Noted Canadian historian Harold Innis spoke of the long legacy of Canadians as the hewers of wood and drawers of water; dependent upon the staple economies. In the centuries after European settlement began it is remarkable how little that has changed. Despite industrialization and the development of the knowledge economy it still seems like Canada is a county built upon its natural resources.
In the last decade or so the strength of the Canadian economy has been built upon fossil fuels. The tar sands boom, the Hibernia fields off of Newfoundland and the growth in Saskatchewan are all tied to the opportunity tied to the high-cost energy market. As many of you may have noted the price of oil (and therefore gasoline) has declined lately. While consumers might cheer the relief on their pocket books it comes at a price.

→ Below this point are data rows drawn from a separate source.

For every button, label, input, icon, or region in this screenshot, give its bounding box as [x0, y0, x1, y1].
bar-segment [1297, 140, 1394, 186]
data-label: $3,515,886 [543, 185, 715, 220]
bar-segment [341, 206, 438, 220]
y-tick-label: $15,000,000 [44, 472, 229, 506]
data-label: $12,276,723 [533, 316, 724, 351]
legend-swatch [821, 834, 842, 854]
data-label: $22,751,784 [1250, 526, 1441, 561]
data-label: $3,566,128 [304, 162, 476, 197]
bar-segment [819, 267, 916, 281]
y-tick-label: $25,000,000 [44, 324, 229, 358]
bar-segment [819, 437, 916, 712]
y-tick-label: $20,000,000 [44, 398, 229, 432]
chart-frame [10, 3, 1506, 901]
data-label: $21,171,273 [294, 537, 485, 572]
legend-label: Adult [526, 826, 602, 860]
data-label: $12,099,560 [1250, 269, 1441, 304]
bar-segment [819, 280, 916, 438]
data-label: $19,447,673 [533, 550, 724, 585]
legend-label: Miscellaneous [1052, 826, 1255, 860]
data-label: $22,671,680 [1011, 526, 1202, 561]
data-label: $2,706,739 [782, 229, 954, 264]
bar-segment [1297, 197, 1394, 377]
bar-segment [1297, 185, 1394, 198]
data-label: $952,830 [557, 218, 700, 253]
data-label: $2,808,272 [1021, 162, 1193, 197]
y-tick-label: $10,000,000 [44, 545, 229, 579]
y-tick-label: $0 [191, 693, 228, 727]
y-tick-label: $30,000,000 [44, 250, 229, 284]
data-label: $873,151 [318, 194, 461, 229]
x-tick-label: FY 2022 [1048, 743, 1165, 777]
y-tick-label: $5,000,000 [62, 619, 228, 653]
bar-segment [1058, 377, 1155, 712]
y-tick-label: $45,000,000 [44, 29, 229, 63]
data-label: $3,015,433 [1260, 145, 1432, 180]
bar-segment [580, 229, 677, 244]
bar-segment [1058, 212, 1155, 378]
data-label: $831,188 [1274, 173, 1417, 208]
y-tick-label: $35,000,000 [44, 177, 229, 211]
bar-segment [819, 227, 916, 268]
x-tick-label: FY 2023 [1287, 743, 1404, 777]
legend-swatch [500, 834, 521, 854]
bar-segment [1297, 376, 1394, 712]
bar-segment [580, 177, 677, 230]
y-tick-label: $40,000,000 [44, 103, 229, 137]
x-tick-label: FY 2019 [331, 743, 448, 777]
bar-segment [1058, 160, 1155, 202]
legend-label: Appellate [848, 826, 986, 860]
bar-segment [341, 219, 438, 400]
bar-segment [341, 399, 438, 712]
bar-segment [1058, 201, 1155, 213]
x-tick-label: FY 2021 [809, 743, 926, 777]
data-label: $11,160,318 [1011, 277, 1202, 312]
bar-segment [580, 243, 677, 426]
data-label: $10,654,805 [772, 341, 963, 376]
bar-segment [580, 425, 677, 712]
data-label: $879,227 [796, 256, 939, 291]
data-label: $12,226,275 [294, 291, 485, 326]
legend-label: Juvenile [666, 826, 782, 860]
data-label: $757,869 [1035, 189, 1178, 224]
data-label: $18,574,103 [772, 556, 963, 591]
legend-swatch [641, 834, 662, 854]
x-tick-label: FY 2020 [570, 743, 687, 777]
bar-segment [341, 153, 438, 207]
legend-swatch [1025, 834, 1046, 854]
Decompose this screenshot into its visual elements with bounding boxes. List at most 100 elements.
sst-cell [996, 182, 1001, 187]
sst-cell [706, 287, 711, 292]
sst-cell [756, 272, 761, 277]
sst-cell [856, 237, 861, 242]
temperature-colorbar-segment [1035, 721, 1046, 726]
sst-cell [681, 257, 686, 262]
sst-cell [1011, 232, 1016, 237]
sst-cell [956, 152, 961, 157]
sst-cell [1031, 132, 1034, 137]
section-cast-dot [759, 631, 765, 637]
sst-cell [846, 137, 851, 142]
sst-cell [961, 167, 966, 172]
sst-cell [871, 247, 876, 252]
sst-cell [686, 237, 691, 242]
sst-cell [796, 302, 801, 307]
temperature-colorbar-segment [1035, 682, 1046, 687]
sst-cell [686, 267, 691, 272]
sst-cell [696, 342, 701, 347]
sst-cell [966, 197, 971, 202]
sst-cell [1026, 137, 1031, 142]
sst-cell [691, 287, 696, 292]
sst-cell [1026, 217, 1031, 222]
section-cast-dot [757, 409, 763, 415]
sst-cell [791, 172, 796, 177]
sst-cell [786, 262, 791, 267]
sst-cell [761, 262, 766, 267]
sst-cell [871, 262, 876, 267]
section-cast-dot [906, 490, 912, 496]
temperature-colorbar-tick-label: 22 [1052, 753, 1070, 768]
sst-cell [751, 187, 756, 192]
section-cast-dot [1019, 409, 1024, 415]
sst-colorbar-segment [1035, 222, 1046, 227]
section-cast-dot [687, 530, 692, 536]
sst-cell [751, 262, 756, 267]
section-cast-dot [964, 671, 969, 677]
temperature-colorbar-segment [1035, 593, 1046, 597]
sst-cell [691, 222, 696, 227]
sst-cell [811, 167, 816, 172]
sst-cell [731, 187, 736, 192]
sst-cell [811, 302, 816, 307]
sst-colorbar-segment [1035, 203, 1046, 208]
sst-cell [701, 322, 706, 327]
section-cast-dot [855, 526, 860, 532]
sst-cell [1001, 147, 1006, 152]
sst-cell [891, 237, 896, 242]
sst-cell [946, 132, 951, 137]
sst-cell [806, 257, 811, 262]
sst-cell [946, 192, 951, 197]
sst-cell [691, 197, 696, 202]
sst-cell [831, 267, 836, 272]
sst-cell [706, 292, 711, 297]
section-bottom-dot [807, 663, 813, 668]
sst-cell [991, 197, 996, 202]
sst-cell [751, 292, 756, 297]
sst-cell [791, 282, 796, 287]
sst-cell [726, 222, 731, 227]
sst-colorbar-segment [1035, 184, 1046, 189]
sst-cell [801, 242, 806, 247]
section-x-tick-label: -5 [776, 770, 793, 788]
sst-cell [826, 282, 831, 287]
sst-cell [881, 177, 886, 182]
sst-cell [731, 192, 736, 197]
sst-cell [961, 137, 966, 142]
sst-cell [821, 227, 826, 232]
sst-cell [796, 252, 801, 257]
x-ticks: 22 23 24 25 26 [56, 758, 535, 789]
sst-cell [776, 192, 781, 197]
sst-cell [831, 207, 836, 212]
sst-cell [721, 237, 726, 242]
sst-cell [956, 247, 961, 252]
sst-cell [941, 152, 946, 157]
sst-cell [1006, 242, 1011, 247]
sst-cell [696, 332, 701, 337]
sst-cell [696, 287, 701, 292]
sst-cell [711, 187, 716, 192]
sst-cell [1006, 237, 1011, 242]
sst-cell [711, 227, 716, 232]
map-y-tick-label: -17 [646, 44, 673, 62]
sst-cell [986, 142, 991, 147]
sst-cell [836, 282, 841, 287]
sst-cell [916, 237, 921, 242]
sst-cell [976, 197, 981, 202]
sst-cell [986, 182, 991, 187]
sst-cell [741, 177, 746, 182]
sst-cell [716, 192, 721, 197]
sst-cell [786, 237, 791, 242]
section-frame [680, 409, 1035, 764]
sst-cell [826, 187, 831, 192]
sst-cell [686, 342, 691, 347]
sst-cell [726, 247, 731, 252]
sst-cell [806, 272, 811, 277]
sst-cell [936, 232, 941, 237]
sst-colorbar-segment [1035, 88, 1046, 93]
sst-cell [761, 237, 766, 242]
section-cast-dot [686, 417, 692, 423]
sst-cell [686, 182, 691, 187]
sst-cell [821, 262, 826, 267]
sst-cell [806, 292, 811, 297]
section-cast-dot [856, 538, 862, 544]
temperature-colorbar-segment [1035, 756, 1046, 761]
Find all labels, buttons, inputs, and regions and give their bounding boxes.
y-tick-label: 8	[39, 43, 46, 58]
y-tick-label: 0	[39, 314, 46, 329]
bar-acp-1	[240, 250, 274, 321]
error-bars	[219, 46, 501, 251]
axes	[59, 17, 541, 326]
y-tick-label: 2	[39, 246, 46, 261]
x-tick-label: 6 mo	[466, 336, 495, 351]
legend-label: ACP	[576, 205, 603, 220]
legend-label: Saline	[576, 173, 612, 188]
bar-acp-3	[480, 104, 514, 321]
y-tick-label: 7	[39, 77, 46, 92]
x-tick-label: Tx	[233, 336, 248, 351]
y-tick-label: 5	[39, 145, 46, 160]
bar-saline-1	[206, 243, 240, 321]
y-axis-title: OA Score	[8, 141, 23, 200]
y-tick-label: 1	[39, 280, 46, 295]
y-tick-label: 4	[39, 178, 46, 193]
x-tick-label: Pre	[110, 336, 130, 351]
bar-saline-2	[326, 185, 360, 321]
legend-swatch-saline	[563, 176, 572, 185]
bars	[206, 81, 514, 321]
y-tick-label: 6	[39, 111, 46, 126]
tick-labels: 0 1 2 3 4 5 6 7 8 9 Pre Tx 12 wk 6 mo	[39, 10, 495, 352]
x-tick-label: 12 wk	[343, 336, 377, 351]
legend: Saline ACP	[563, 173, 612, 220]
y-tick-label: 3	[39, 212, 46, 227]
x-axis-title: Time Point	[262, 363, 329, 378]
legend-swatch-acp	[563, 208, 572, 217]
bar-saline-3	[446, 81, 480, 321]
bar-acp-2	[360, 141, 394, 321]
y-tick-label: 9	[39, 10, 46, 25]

Several Canadian provinces are dependent upon the energy economy, especially their governments who use it as a major source of revenue. Royalties from resource extraction will be down and there have been reports of the multi-billion dollar shortfall Alberta is expecting. Here in the Northwest Territories it means there will be a decline in development given the high costs and lower price.
It is important to note that the world’s energy economy has adapted to the $80+/barrel economy. While Canada will struggle the impact on other countries could be dramatic and dangerous. Discovery’s Test Tube channel recently discussed the impact here:
In developing and fragile economies unrest and instability is entirely possible.
From my brief research it seems that increased production in the Middle East and North Africa and declining demand in Europe and Asia the price for oil has tipped lower. Canadian oil is generally expensive and cannot compete well below $70/barrel.
Despite critics of Canada’s petro-economy the simple fact is that it forms the current backbone. As wise and necessary as it is to move on and diversity our economy we’re not there yet and nothing competes with its profitability. The interesting this is that this price dive has shown how big a part of our economy the fossil fuel industry is. Its decline has caused sharp dives in the Toronto Stock Exchange.
A strange part of this is that it reveals we have more in common with other petro-nations than we might like. As a result I hope it proves to government officials the need to move away from the boom and bust oil economy and find something more sustainable for the nation’s economy. Relying on the golden goose is marvelous as long as it’s fat, happy and laying eggs, but we cannot control when it will ultimately stop, and it will inevitably stop.